Search and Learning at a Daily Deals Website
Forthcoming in Marketing Science
66 Pages Posted: 14 Apr 2019
Date Written: January 19, 2019
We study consumers' purchase behavior on daily deal websites (e.g., Groupon promotions) using individual clickstream data on the browsing history of new subscribers to Groupon between January and March 2011. We observe two patterns in the data. First, the probability that a given consumer clicks on a merchant in the emailed newsletter declines over time, which appears to be consistent with the notion of consumer "fatigue''--a phenomenon highlighted by the popular press. Second, the probability that the consumer makes a purchase conditional on clicking increases over time, which seems contrary to the notion of "fatigue.'' To reconcile these two observations, we propose a model that rationalizes these patterns and then use it to provide insights for companies in the daily deal industry.

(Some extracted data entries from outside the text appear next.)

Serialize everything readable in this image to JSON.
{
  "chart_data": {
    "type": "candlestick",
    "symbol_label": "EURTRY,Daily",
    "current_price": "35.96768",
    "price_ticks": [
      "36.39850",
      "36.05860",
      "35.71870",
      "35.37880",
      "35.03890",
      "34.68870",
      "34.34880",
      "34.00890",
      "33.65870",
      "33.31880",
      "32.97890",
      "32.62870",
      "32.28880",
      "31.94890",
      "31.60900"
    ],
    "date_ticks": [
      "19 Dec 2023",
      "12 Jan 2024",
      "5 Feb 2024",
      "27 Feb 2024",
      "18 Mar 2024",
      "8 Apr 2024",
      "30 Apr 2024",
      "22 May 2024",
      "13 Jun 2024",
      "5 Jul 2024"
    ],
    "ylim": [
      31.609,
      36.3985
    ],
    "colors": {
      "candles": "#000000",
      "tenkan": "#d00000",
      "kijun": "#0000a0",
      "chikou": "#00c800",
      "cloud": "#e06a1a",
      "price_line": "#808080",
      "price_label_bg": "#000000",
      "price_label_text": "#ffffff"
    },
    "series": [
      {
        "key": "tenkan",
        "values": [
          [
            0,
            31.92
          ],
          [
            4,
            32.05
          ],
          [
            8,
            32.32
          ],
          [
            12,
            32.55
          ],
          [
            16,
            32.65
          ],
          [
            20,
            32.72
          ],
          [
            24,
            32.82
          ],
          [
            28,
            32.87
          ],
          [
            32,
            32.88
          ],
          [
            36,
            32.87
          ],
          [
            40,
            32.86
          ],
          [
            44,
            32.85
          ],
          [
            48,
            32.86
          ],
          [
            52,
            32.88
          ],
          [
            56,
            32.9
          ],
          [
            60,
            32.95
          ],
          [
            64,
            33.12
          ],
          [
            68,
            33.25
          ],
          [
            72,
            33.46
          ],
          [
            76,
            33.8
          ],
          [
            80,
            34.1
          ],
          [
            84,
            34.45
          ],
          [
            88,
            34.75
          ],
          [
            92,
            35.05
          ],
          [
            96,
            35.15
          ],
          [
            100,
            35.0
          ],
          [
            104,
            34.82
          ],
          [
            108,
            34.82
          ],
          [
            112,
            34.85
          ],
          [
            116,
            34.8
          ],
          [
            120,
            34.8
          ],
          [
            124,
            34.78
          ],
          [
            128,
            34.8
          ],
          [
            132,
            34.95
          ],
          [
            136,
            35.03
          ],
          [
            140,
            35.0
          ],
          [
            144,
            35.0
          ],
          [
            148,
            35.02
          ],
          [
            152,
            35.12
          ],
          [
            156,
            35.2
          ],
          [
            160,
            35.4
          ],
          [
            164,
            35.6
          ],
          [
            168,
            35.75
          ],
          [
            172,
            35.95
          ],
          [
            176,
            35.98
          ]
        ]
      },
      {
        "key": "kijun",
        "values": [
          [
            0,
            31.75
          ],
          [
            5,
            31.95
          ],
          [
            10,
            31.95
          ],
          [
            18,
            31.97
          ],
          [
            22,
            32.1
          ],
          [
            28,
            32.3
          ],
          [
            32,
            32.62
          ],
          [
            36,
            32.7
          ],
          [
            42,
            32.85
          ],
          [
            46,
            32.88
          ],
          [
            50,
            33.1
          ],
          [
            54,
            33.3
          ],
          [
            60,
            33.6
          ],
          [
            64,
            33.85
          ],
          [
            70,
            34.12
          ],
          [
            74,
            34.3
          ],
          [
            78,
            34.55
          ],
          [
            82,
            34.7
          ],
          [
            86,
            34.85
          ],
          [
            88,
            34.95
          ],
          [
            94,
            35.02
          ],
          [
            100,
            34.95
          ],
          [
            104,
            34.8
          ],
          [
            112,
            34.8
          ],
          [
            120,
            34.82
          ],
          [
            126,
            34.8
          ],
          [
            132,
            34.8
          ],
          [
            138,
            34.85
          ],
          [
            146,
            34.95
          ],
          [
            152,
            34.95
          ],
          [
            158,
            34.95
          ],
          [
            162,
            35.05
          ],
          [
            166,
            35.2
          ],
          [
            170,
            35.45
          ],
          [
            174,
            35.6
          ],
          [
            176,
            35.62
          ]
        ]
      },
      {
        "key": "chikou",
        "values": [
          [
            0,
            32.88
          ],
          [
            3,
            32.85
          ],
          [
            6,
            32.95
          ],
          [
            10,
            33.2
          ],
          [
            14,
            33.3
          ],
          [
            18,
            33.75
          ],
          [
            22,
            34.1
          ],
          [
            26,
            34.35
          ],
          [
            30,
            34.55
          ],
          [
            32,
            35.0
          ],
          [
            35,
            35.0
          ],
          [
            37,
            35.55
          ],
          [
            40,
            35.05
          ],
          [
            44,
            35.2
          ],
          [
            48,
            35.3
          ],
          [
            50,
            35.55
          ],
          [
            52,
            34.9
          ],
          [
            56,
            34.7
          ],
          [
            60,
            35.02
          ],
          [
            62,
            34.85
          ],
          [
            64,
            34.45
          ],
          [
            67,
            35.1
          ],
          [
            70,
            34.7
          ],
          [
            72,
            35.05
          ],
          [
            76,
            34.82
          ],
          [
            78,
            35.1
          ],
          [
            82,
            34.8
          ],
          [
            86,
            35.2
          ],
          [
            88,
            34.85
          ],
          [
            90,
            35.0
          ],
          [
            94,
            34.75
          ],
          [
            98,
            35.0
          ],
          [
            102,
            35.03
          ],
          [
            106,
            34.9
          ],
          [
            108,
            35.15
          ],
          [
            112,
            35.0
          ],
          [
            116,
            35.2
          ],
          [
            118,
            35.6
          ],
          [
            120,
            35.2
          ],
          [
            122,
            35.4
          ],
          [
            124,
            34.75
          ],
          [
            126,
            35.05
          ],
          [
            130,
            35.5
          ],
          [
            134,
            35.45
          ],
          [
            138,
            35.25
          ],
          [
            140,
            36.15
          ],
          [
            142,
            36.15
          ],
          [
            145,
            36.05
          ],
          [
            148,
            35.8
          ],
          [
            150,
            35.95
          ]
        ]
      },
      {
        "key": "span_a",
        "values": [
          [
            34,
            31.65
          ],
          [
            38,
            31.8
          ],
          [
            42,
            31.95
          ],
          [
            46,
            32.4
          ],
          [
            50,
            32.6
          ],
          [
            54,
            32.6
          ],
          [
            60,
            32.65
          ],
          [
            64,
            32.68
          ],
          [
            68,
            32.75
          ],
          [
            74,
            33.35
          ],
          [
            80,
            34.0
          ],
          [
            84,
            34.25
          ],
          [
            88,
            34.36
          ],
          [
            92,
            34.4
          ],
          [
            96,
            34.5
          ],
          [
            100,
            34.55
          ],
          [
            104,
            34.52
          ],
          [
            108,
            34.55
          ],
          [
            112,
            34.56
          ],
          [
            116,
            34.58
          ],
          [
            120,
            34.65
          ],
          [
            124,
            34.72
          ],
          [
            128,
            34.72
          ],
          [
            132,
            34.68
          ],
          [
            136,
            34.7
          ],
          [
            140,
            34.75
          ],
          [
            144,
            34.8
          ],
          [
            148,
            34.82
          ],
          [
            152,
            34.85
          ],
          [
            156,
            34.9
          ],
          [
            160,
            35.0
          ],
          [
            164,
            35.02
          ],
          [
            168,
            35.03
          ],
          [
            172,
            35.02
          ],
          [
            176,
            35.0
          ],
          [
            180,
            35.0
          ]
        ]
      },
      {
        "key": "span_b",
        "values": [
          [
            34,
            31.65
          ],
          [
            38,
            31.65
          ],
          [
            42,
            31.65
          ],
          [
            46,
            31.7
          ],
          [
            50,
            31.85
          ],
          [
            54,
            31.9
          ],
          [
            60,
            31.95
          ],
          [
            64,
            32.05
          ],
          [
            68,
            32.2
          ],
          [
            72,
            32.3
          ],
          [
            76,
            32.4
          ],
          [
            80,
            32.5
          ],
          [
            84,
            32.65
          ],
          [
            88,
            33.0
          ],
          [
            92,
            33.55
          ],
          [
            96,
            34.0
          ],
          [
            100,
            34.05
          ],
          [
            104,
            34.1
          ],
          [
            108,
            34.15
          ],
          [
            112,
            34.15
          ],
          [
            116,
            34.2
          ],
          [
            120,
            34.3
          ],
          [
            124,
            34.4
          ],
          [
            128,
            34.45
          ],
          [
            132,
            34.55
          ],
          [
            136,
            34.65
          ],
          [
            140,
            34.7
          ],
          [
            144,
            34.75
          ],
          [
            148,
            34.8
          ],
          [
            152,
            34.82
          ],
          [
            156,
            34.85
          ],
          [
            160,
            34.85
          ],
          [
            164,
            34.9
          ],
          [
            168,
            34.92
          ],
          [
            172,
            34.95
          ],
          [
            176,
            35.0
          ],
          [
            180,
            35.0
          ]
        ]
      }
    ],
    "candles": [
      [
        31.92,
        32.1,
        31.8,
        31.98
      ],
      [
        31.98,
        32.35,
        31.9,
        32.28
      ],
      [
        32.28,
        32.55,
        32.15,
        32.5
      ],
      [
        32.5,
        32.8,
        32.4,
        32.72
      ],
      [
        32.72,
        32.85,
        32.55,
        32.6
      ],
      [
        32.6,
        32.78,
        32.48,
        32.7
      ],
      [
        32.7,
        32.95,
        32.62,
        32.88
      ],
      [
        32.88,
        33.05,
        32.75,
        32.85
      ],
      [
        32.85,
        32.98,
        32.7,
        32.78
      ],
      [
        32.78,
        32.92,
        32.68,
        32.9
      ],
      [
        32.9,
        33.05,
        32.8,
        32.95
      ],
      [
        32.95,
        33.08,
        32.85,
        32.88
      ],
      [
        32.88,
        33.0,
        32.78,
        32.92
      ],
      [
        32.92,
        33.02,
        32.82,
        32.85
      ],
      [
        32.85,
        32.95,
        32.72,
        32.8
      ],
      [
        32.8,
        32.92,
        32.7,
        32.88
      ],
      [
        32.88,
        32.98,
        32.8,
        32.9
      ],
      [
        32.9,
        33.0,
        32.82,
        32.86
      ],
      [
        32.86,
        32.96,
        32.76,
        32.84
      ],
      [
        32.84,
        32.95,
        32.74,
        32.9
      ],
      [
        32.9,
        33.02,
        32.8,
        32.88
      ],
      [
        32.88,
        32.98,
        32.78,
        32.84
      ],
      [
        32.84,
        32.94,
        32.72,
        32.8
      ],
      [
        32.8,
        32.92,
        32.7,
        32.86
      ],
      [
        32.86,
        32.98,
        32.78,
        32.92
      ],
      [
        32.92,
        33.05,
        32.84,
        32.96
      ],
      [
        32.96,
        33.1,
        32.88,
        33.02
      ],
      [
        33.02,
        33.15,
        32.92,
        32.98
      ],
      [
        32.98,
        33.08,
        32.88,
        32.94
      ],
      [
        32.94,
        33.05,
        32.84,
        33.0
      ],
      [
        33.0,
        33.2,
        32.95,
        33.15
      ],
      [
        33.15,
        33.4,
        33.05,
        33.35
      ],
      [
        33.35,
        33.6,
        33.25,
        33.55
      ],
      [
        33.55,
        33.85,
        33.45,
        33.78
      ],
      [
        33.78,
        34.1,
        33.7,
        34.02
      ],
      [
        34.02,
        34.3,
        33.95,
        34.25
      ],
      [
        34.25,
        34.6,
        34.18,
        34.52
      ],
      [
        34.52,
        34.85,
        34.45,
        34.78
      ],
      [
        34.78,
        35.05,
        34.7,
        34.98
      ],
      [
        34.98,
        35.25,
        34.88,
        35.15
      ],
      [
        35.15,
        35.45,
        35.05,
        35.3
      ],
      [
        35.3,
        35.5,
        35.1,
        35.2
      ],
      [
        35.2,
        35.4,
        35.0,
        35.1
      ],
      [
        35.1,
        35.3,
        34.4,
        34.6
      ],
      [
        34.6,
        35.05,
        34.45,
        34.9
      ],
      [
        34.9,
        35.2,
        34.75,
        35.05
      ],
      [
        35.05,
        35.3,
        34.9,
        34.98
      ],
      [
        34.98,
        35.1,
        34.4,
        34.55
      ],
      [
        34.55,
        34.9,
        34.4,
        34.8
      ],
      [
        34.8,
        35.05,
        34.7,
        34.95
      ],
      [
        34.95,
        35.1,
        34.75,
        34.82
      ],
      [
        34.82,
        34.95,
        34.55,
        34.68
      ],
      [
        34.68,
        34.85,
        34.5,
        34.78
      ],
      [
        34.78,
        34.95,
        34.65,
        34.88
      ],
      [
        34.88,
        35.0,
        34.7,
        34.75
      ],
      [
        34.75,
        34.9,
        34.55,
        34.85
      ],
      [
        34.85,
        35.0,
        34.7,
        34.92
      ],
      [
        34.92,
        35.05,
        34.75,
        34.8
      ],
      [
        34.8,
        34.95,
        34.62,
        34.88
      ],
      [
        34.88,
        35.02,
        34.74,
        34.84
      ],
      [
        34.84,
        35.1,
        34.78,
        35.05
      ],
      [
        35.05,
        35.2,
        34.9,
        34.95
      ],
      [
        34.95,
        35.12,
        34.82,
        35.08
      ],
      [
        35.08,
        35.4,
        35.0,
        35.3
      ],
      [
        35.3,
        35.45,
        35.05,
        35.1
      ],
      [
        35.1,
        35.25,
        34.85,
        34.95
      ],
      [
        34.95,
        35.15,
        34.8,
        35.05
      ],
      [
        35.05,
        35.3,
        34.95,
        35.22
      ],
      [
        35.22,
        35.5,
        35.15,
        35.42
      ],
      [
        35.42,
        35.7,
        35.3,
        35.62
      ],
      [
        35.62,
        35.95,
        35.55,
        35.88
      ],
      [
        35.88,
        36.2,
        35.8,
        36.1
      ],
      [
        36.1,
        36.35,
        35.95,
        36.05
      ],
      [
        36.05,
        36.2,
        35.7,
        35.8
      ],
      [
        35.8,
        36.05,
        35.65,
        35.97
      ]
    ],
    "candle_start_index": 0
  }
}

When consumers first subscribe to a daily deal website, they are unlikely to be fully informed about the quality of the deals offered on that site. The daily newsletter provides only the price and some limited information about that day's featured deal. To learn more about quality, consumers need to click on the e-mailed newsletter; this takes them to the deal's website where they invest time and effort to learn about the deal's quality. Such a search for information is costly. Furthermore, consumers do not know about the quality of deals they may receive in the future. Given the cost of searching and the uncertainty about the quality of future deals, consumers are more likely to search early on (i.e., click on the newsletter) in their tenure. As they learn about deal quality, they require less searching, resulting in a decline in clicks over time. As learning accumulates, consumers are better at recognizing the position of a deal in the quality distribution of Groupon deals and are therefore more likely to purchase the clicked deals. This results in an increase in the conditional probability of purchasing. We formulate a dynamic model of search and Dirichlet learning based on the above characterization of consumer behavior. We show that the model is able to replicate patterns in the data. Next, we estimate the parameters of the model and provide insights for managers of daily deal websites based on our findings and policy simulations.